To reduce rationalization in decision making:
(1) Be willing to publicly defend our moral choice.
(2) Discuss with others to avoid bias.
21. Whistle-Blowing
Definition: An employee’s informing the public about the illegal
or immoral behavior of an employer or an organization.
22. Whistle-Blowing
One expert’s definition: A practice in which employees inform the
public or a governmental agency about certain organization activities
that:
(a) Cause unnecessary harm.
(b) Are in violation of human rights.
(c) Are illegal.
(d) Run counter to the defined purpose of the institution.
(e) Are otherwise immoral.
23. Whistle-Blowing
What motivates whistle-blowers?: They believe that the public
interest morally outweighs their loyalty to colleagues and their
duties to the organization.
Often, whistle-blowers are motivated by a sense of professional
responsibility.
24. Whistle-Blowing
When is it justified? Norman Bowie says it is morally justified if and
only if the whistle-blower:
(1) Is operating from an appropriate moral motive.
(2) Has exhausted all internal channels for dissent before going public, is
possible.
(3) Has found compelling evidence of wrongdoing.
(4) Has carefully analyzed the dangers.
(5) Has some chance of success.
25. Self-Interest and Moral Obligation
Concern with self-interest when loyalty and duty conflicts is
understandable and even warranted.
What weight should self-interest be given in resolving cases of
conflicting obligations?
Some theorists believe that prudential considerations outweigh moral ones.
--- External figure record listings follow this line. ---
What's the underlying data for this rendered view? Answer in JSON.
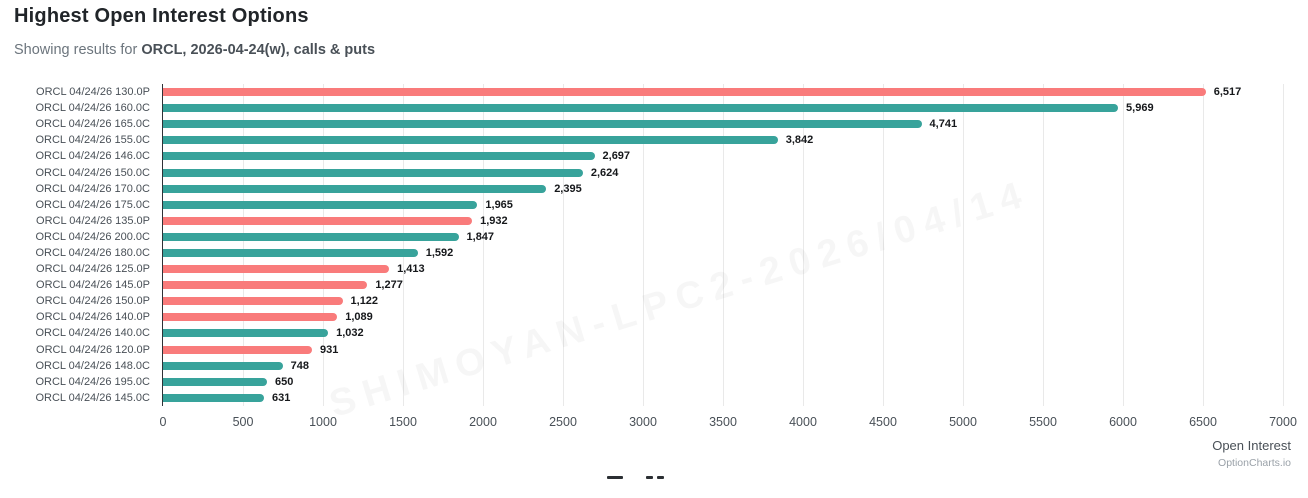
{
  "header": {
    "title": "Highest Open Interest Options",
    "subtitle_prefix": "Showing results for ",
    "subtitle_query": "ORCL, 2026-04-24(w), calls & puts"
  },
  "chart_data": {
    "type": "bar",
    "orientation": "horizontal",
    "title": "Highest Open Interest Options",
    "xlabel": "Open Interest",
    "ylabel": "",
    "xlim": [
      0,
      7000
    ],
    "x_ticks": [
      0,
      500,
      1000,
      1500,
      2000,
      2500,
      3000,
      3500,
      4000,
      4500,
      5000,
      5500,
      6000,
      6500,
      7000
    ],
    "grid": true,
    "legend": false,
    "call_color": "#38a39b",
    "put_color": "#f97b7b",
    "categories": [
      "ORCL 04/24/26 130.0P",
      "ORCL 04/24/26 160.0C",
      "ORCL 04/24/26 165.0C",
      "ORCL 04/24/26 155.0C",
      "ORCL 04/24/26 146.0C",
      "ORCL 04/24/26 150.0C",
      "ORCL 04/24/26 170.0C",
      "ORCL 04/24/26 175.0C",
      "ORCL 04/24/26 135.0P",
      "ORCL 04/24/26 200.0C",
      "ORCL 04/24/26 180.0C",
      "ORCL 04/24/26 125.0P",
      "ORCL 04/24/26 145.0P",
      "ORCL 04/24/26 150.0P",
      "ORCL 04/24/26 140.0P",
      "ORCL 04/24/26 140.0C",
      "ORCL 04/24/26 120.0P",
      "ORCL 04/24/26 148.0C",
      "ORCL 04/24/26 195.0C",
      "ORCL 04/24/26 145.0C"
    ],
    "values": [
      6517,
      5969,
      4741,
      3842,
      2697,
      2624,
      2395,
      1965,
      1932,
      1847,
      1592,
      1413,
      1277,
      1122,
      1089,
      1032,
      931,
      748,
      650,
      631
    ],
    "values_display": [
      "6,517",
      "5,969",
      "4,741",
      "3,842",
      "2,697",
      "2,624",
      "2,395",
      "1,965",
      "1,932",
      "1,847",
      "1,592",
      "1,413",
      "1,277",
      "1,122",
      "1,089",
      "1,032",
      "931",
      "748",
      "650",
      "631"
    ],
    "option_types": [
      "put",
      "call",
      "call",
      "call",
      "call",
      "call",
      "call",
      "call",
      "put",
      "call",
      "call",
      "put",
      "put",
      "put",
      "put",
      "call",
      "put",
      "call",
      "call",
      "call"
    ]
  },
  "watermark": "SHIMOYAN-LPC2-2026/04/14",
  "footer": {
    "branding": "OptionCharts.io"
  }
}
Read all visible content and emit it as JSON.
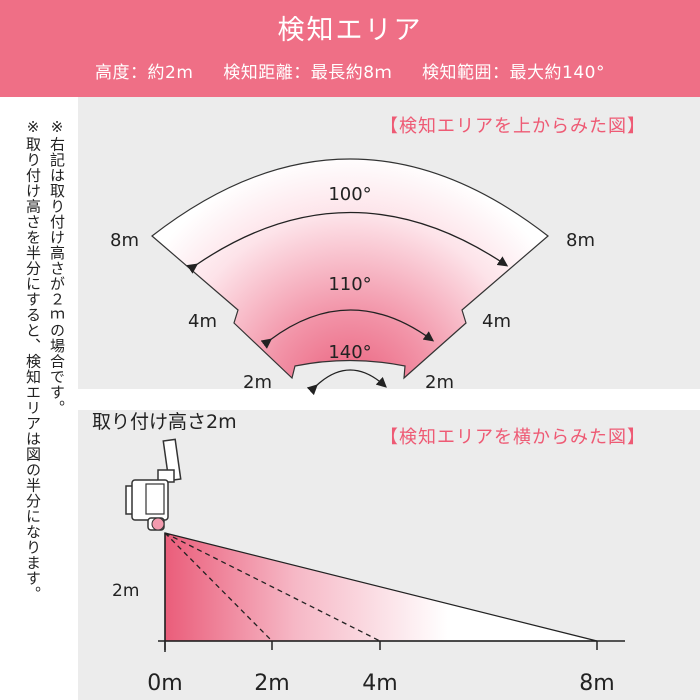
{
  "header": {
    "title": "検知エリア",
    "height_spec": "高度：約2m",
    "distance_spec": "検知距離：最長約8ｍ",
    "angle_spec": "検知範囲：最大約140°"
  },
  "note": {
    "line1": "※右記は取り付け高さが２ｍの場合です。",
    "line2": "※取り付け高さを半分にすると、検知エリアは図の半分になります。"
  },
  "top_view": {
    "section_label": "【検知エリアを上からみた図】",
    "angle_outer": "100°",
    "angle_middle": "110°",
    "angle_inner": "140°",
    "dist_outer": "8m",
    "dist_middle": "4m",
    "dist_inner": "2m"
  },
  "side_view": {
    "section_label": "【検知エリアを横からみた図】",
    "mount_height_label": "取り付け高さ2m",
    "height_label": "2m",
    "axis_ticks": [
      "0m",
      "2m",
      "4m",
      "8m"
    ]
  },
  "colors": {
    "accent": "#ef6f86",
    "label_pink": "#ee5a74",
    "panel_gray": "#ececec",
    "zone_pink": "#f08aa0"
  }
}
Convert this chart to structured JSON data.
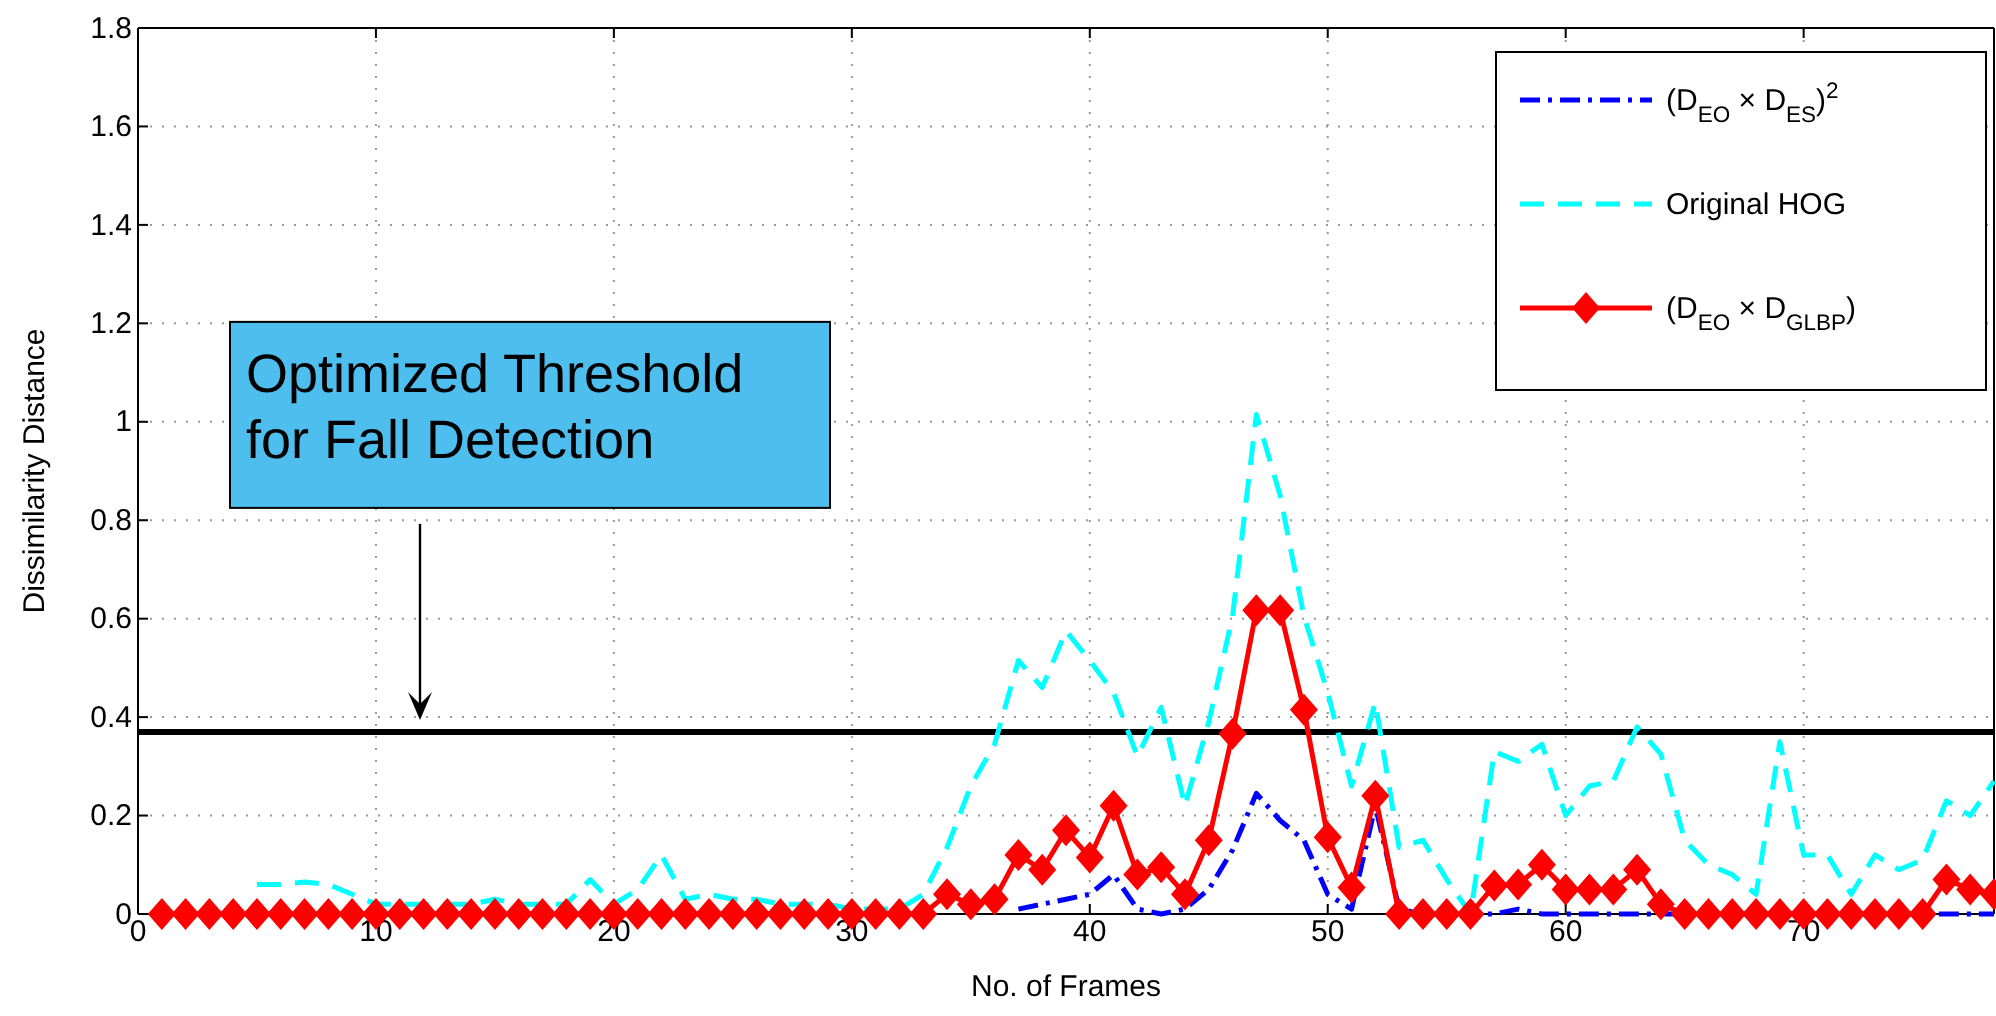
{
  "chart_data": {
    "type": "line",
    "xlabel": "No. of Frames",
    "ylabel": "Dissimilarity Distance",
    "x": [
      1,
      2,
      3,
      4,
      5,
      6,
      7,
      8,
      9,
      10,
      11,
      12,
      13,
      14,
      15,
      16,
      17,
      18,
      19,
      20,
      21,
      22,
      23,
      24,
      25,
      26,
      27,
      28,
      29,
      30,
      31,
      32,
      33,
      34,
      35,
      36,
      37,
      38,
      39,
      40,
      41,
      42,
      43,
      44,
      45,
      46,
      47,
      48,
      49,
      50,
      51,
      52,
      53,
      54,
      55,
      56,
      57,
      58,
      59,
      60,
      61,
      62,
      63,
      64,
      65,
      66,
      67,
      68,
      69,
      70,
      71,
      72,
      73,
      74,
      75,
      76,
      77,
      78
    ],
    "series": [
      {
        "name": "(D$_{EO}$ × D$_{ES}$)$^{2}$",
        "color": "#0000ff",
        "line_style": "dashdot",
        "marker": "none",
        "values": [
          null,
          null,
          null,
          null,
          null,
          null,
          null,
          null,
          null,
          null,
          null,
          null,
          null,
          null,
          null,
          null,
          null,
          null,
          null,
          null,
          null,
          null,
          null,
          null,
          null,
          null,
          null,
          null,
          null,
          null,
          null,
          null,
          null,
          null,
          null,
          null,
          0.01,
          0.02,
          0.03,
          0.04,
          0.08,
          0.01,
          0,
          0.01,
          0.05,
          0.13,
          0.245,
          0.19,
          0.15,
          0.04,
          0.01,
          0.22,
          0.01,
          0,
          0,
          0,
          0,
          0.01,
          0,
          0,
          0,
          0,
          0,
          0,
          0,
          0,
          0,
          0,
          0,
          0,
          0,
          0,
          0,
          0,
          0,
          0,
          0,
          0
        ]
      },
      {
        "name": "Original HOG",
        "color": "#00ffff",
        "line_style": "dashed",
        "marker": "none",
        "values": [
          null,
          null,
          null,
          null,
          0.06,
          0.06,
          0.065,
          0.06,
          0.04,
          0.02,
          0.02,
          0.02,
          0.02,
          0.02,
          0.03,
          0.02,
          0.02,
          0.02,
          0.07,
          0.02,
          0.05,
          0.12,
          0.03,
          0.04,
          0.03,
          0.03,
          0.02,
          0.02,
          0.02,
          0.01,
          0.01,
          0.01,
          0.04,
          0.135,
          0.26,
          0.345,
          0.515,
          0.46,
          0.575,
          0.515,
          0.45,
          0.32,
          0.42,
          0.22,
          0.39,
          0.605,
          1.015,
          0.85,
          0.605,
          0.45,
          0.26,
          0.43,
          0.135,
          0.15,
          0.07,
          0,
          0.33,
          0.31,
          0.345,
          0.2,
          0.26,
          0.27,
          0.38,
          0.325,
          0.15,
          0.1,
          0.08,
          0.04,
          0.35,
          0.12,
          0.12,
          0.04,
          0.12,
          0.09,
          0.11,
          0.23,
          0.2,
          0.27
        ]
      },
      {
        "name": "(D$_{EO}$ × D$_{GLBP}$)",
        "color": "#ff0000",
        "line_style": "solid",
        "marker": "diamond",
        "values": [
          0,
          0,
          0,
          0,
          0,
          0,
          0,
          0,
          0,
          0,
          0,
          0,
          0,
          0,
          0,
          0,
          0,
          0,
          0,
          0,
          0,
          0,
          0,
          0,
          0,
          0,
          0,
          0,
          0,
          0,
          0,
          0,
          0,
          0.04,
          0.02,
          0.03,
          0.12,
          0.09,
          0.17,
          0.115,
          0.22,
          0.08,
          0.095,
          0.04,
          0.15,
          0.366,
          0.617,
          0.617,
          0.415,
          0.156,
          0.054,
          0.24,
          0,
          0,
          0,
          0,
          0.058,
          0.06,
          0.1,
          0.05,
          0.05,
          0.05,
          0.09,
          0.02,
          0,
          0,
          0,
          0,
          0,
          0,
          0,
          0,
          0,
          0,
          0,
          0.07,
          0.05,
          0.04
        ]
      }
    ],
    "xlim": [
      0,
      78
    ],
    "xticks": [
      0,
      10,
      20,
      30,
      40,
      50,
      60,
      70
    ],
    "ylim": [
      0,
      1.8
    ],
    "yticks": [
      0,
      0.2,
      0.4,
      0.6,
      0.8,
      1,
      1.2,
      1.4,
      1.6,
      1.8
    ],
    "grid": true,
    "legend": "top right",
    "ref_lines": [
      {
        "axis": "y",
        "value": 0.37,
        "color": "#000000",
        "line_style": "solid"
      }
    ],
    "annotations": [
      "Optimized Threshold\nfor Fall Detection"
    ]
  }
}
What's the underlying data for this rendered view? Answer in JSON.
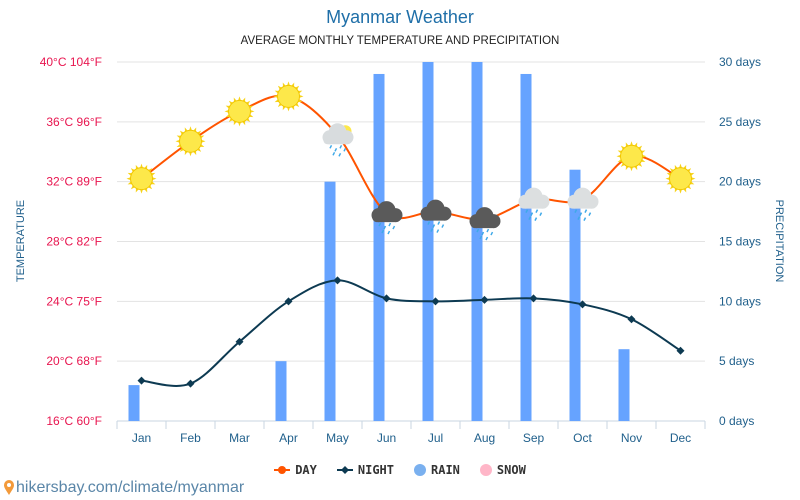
{
  "header": {
    "title": "Myanmar Weather",
    "subtitle": "AVERAGE MONTHLY TEMPERATURE AND PRECIPITATION"
  },
  "chart_data": {
    "type": "line+bar",
    "title": "Myanmar Weather",
    "subtitle": "AVERAGE MONTHLY TEMPERATURE AND PRECIPITATION",
    "categories": [
      "Jan",
      "Feb",
      "Mar",
      "Apr",
      "May",
      "Jun",
      "Jul",
      "Aug",
      "Sep",
      "Oct",
      "Nov",
      "Dec"
    ],
    "ylabel_left": "TEMPERATURE",
    "ylabel_right": "PRECIPITATION",
    "ylim_left": [
      16,
      40
    ],
    "ylim_right": [
      0,
      30
    ],
    "left_ticks": [
      "16°C 60°F",
      "20°C 68°F",
      "24°C 75°F",
      "28°C 82°F",
      "32°C 89°F",
      "36°C 96°F",
      "40°C 104°F"
    ],
    "left_tick_values": [
      16,
      20,
      24,
      28,
      32,
      36,
      40
    ],
    "right_ticks": [
      "0 days",
      "5 days",
      "10 days",
      "15 days",
      "20 days",
      "25 days",
      "30 days"
    ],
    "right_tick_values": [
      0,
      5,
      10,
      15,
      20,
      25,
      30
    ],
    "series": [
      {
        "name": "DAY",
        "color": "#ff5400",
        "values": [
          32.2,
          34.7,
          36.7,
          37.7,
          35.1,
          29.9,
          30.0,
          29.5,
          30.8,
          30.8,
          33.7,
          32.2
        ]
      },
      {
        "name": "NIGHT",
        "color": "#0d3a52",
        "values": [
          18.7,
          18.5,
          21.3,
          24.0,
          25.4,
          24.2,
          24.0,
          24.1,
          24.2,
          23.8,
          22.8,
          20.7
        ]
      },
      {
        "name": "RAIN",
        "color": "#66a3ff",
        "values": [
          3,
          0,
          0,
          5,
          20,
          29,
          30,
          30,
          29,
          21,
          6,
          0
        ]
      },
      {
        "name": "SNOW",
        "color": "#ffb6c8",
        "values": [
          0,
          0,
          0,
          0,
          0,
          0,
          0,
          0,
          0,
          0,
          0,
          0
        ]
      }
    ],
    "weather_icons": [
      "sun",
      "sun",
      "sun",
      "sun",
      "sun-cloud-rain",
      "heavy-rain",
      "heavy-rain",
      "heavy-rain",
      "cloud-rain",
      "cloud-rain",
      "sun",
      "sun"
    ],
    "grid": true,
    "legend_position": "bottom"
  },
  "legend": [
    {
      "label": "DAY",
      "color": "#ff5400"
    },
    {
      "label": "NIGHT",
      "color": "#0d3a52"
    },
    {
      "label": "RAIN",
      "color": "#7ab0ef"
    },
    {
      "label": "SNOW",
      "color": "#ffb6c8"
    }
  ],
  "footer": {
    "link": "hikersbay.com/climate/myanmar"
  }
}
Others say that nothing can outweigh morality but morality itself does not require us to make large sacrifices
to right small wrongs.
26. Self-Interest and Moral Obligation
Two points about the relationship between prudential and moral
considerations:
(1) Exaggerating the costs to ourselves allows us to rationalize away
the damage we are doing to others.
(2) We have a collective interest in protecting the welfare of society
by encouraging people to act in non-self-interested ways.
27. Self-Interest and Moral Obligation
The Sarbanes-Oxley Act (2002) legally protects those who report
possible securities fraud.
The act makes it unlawful for companies to “discharge, demote,
suspend, threaten, harass, or in any other manner discriminate
against” them.
Companies need to develop explicit, proactive whistle-blower policies.
In the long run, companies benefit from openness and a receptive
attitude to moral questioning.
Editor's Notes
A whistleblower (whistle-blower or whistle blower) is a person who exposes any kind of information or activity that is deemed illegal, unethical, or not correct within an organization that is either private or public.